同醸造所がコンセプトとして掲げるのは「旅するワイナリー」。この建築では、これを体験として伝えるための物語と風景の構築が求められた。
そこで、時間とともに移ろう海と島並、山と空が見渡せる瀬戸内らしい敷地特性を活かし、見学ツアーやカフェ利用などの気軽な滞在、バーベキューやコース料理などの飲食、大小の式典など、さまざまな過ごし方が屋内外でできる多様な居場所群を目指した。
まず、2棟の建築ボリューム、さらには植栽と造船所の廃材で構成した蛇篭壁や盛り土によって、海と一体化したまとまりのある広場を構成。
前面道路から海岸線まで真っ直ぐ延びる軸線は、この広場を貫通して、海と山の風景を対比的に接続するとともに、大屋根ゲートによる空と島並のフレーミングでアプローチの高揚感を作り上げる。
35mの傾斜した大屋根は、瀬戸内の水平線を強調しつつ、山並みへと視線を誘導。建築屋内外で起伏する地面や床面、小上りや段々デッキ、カウンターといった居場所とともに、周辺環境の特徴的な風景へと視線を誘導することで、開閉する空間密度や屋内外が一体化した広がりができあがった。

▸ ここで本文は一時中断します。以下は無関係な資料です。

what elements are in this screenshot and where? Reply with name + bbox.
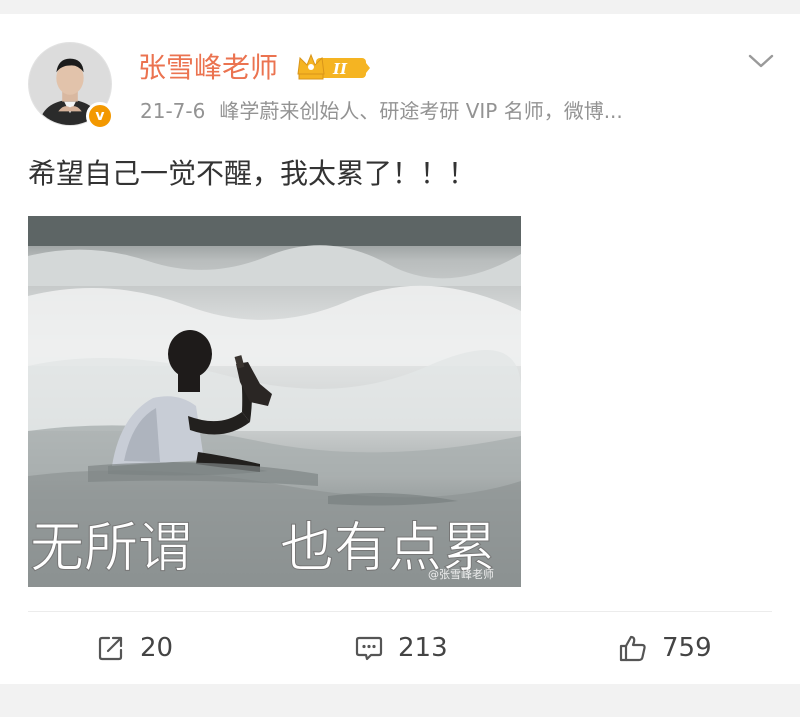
thumbs-up-icon [619, 635, 646, 662]
divider [28, 611, 772, 612]
comment-icon [355, 636, 383, 661]
post-date[interactable]: 21-7-6 [140, 99, 205, 123]
more-options-button[interactable] [746, 50, 776, 72]
image-watermark: @张雪峰老师 [428, 568, 494, 581]
verified-mark: v [95, 108, 105, 124]
comment-button[interactable]: 213 [354, 630, 448, 666]
user-bio: 峰学蔚来创始人、研途考研 VIP 名师，微博... [219, 99, 623, 123]
vip-badge[interactable]: II [296, 52, 372, 82]
share-icon [98, 636, 123, 661]
like-button[interactable]: 759 [618, 630, 712, 666]
weibo-post-card: v 张雪峰老师 II 21-7-6 峰学蔚来创始人、研途考研 VIP 名师，微博.… [0, 14, 800, 684]
post-meta: 21-7-6 峰学蔚来创始人、研途考研 VIP 名师，微博... [140, 96, 700, 126]
post-text: 希望自己一觉不醒，我太累了！！！ [28, 157, 477, 190]
repost-button[interactable]: 20 [96, 630, 173, 666]
comment-count: 213 [398, 633, 448, 663]
username[interactable]: 张雪峰老师 [138, 50, 278, 86]
meme-caption-left: 无所谓 [30, 516, 192, 579]
verified-badge: v [86, 102, 114, 130]
repost-count: 20 [140, 633, 174, 663]
meme-image: 无所谓 也有点累 @张雪峰老师 [28, 216, 521, 587]
vip-level: II [332, 60, 348, 78]
post-image[interactable]: 无所谓 也有点累 @张雪峰老师 [28, 216, 521, 587]
like-count: 759 [662, 633, 712, 663]
crown-icon: II [297, 53, 370, 80]
chevron-down-icon [748, 54, 774, 68]
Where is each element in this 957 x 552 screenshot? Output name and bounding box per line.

醸造棟のデッキ材による緩やかな階段は、海を眺めるベンチにもなる。2階バルコニーは新設された醸造所と元造船所の遺構、遠くの島並みを一体的に見下ろす視点場となり、全艶塗装の厨房ボリュームとシルバーの鋼製屋根は海と空の移ろいを強調。塩害対策の焼杉外装は瀬戸内の記憶を想起させる。
広場から山並みを望むと、建築によって前景の街並みは省略され、背景の空と山の稜線だけが現れる。象徴的な大屋根は、さまざまな目的や居心地を提供する空間と風景を重層させ、ひとつの連続した大らかなブランド体験をつくっている。